On Wednesday morning, the Rocky Mountain News decided to call the race for secretary of state for Republican Mike Coffman, even though tens of thousands of votes (from primarily Democratic areas like Denver) had yet to be counted. But now The Denver Post reports that Democrat Ken Gordon has a mathematical chance of catching Coffman:

At least 66,000 absentee and provisional ballots remain uncounted or unreported this morning, making it mathematically possible that Democratic state Sen. Ken Gordon could whittle away Republican state Treasurer Mike Coffman’s lead.
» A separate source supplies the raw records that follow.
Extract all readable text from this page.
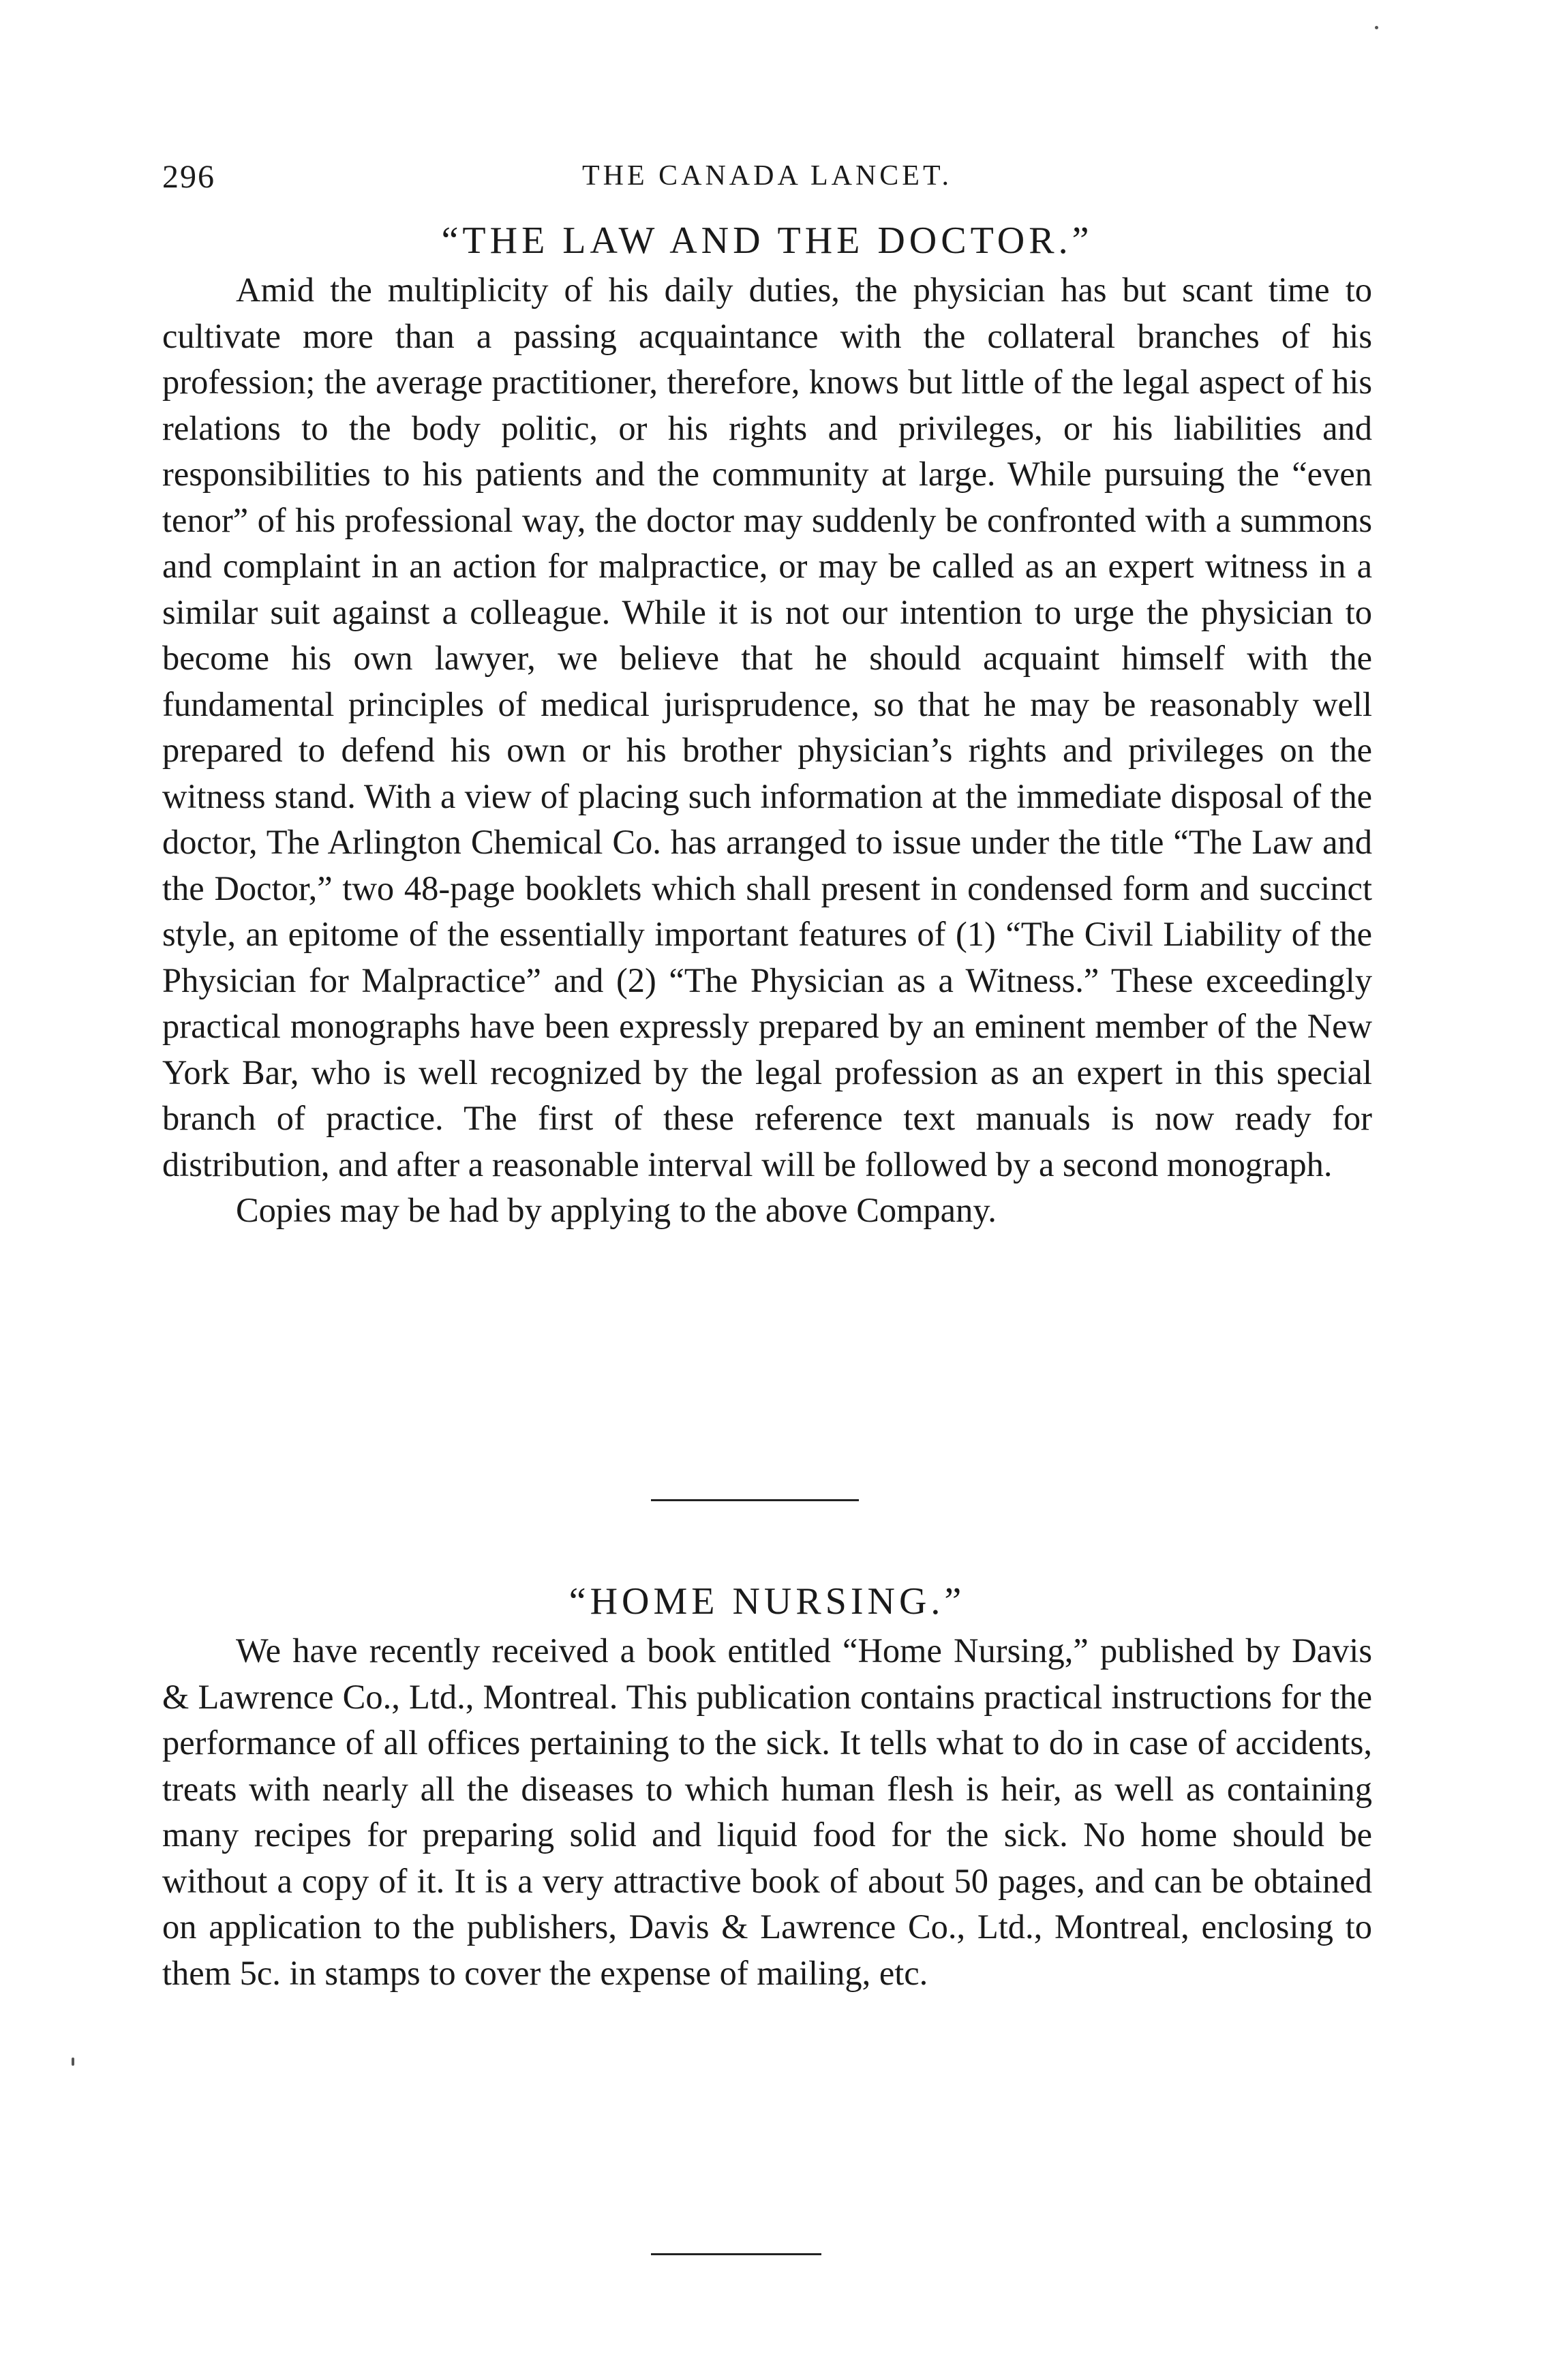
296	THE CANADA LANCET.
“THE LAW AND THE DOCTOR.”

Amid the multiplicity of his daily duties, the physician has but scant time to cultivate more than a passing acquaintance with the collateral branches of his profession; the average practitioner, therefore, knows but little of the legal aspect of his relations to the body politic, or his rights and privileges, or his liabilities and responsibilities to his patients and the community at large. While pursuing the “even tenor” of his professional way, the doctor may suddenly be confronted with a summons and complaint in an action for malpractice, or may be called as an expert witness in a similar suit against a colleague. While it is not our intention to urge the physician to become his own lawyer, we believe that he should acquaint himself with the fundamental principles of medical jurisprudence, so that he may be reasonably well prepared to defend his own or his brother physician’s rights and privileges on the witness stand. With a view of placing such information at the immediate disposal of the doctor, The Arlington Chemical Co. has arranged to issue under the title “The Law and the Doctor,” two 48-page booklets which shall present in condensed form and succinct style, an epitome of the essentially important features of (1) “The Civil Liability of the Physician for Malpractice” and (2) “The Physician as a Witness.” These exceedingly practical monographs have been expressly prepared by an eminent member of the New York Bar, who is well recognized by the legal profession as an expert in this special branch of practice. The first of these reference text manuals is now ready for distribution, and after a reasonable interval will be followed by a second monograph.

Copies may be had by applying to the above Company.

“HOME NURSING.”

We have recently received a book entitled “Home Nursing,” published by Davis & Lawrence Co., Ltd., Montreal. This publication contains practical instructions for the performance of all offices pertaining to the sick. It tells what to do in case of accidents, treats with nearly all the diseases to which human flesh is heir, as well as containing many recipes for preparing solid and liquid food for the sick. No home should be without a copy of it. It is a very attractive book of about 50 pages, and can be obtained on application to the publishers, Davis & Lawrence Co., Ltd., Montreal, enclosing to them 5c. in stamps to cover the expense of mailing, etc.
Gordon, who remains roughly 30,000 votes behind Coffman, has been capturing an average of 71 percent of the votes in the primarily Democratic strongholds of Denver, Pueblo and Boulder, where the vast majority of uncounted ballots remain.
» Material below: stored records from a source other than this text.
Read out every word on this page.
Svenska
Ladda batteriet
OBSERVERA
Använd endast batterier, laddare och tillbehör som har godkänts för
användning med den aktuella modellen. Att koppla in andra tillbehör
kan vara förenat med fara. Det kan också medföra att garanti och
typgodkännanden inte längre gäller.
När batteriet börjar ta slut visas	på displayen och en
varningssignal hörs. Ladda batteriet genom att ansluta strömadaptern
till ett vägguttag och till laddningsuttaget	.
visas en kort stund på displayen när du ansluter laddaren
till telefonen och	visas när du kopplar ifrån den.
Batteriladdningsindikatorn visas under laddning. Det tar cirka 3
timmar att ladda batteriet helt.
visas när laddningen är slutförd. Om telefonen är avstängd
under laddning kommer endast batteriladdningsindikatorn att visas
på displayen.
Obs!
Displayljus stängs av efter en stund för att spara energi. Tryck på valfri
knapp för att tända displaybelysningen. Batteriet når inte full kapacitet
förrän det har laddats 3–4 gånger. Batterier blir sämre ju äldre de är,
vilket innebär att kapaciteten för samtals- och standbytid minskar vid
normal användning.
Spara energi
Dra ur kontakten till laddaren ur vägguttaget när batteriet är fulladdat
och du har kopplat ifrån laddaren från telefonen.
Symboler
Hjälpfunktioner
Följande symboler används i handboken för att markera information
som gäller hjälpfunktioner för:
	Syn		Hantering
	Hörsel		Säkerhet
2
Calling an election is always an inexact science, and even the big media boys make that mistake (remember 2000, when Al Gore “won” Florida before he lost it?) But in this case the Rocky moved far too quickly because of where the uncounted votes were coming from. If the majority of uncounted votes were in areas that were more evenly split between Republicans and Democrats, then the Rocky would have been justified in making the call. But when many of the missing votes are from heavily-Democratic areas such as Denver, you can’t make that call so quickly.

I still love the irony in all of this, however: The only statewide race yet to be called — because of ballot problems — is for an office that is supposed to oversee elections.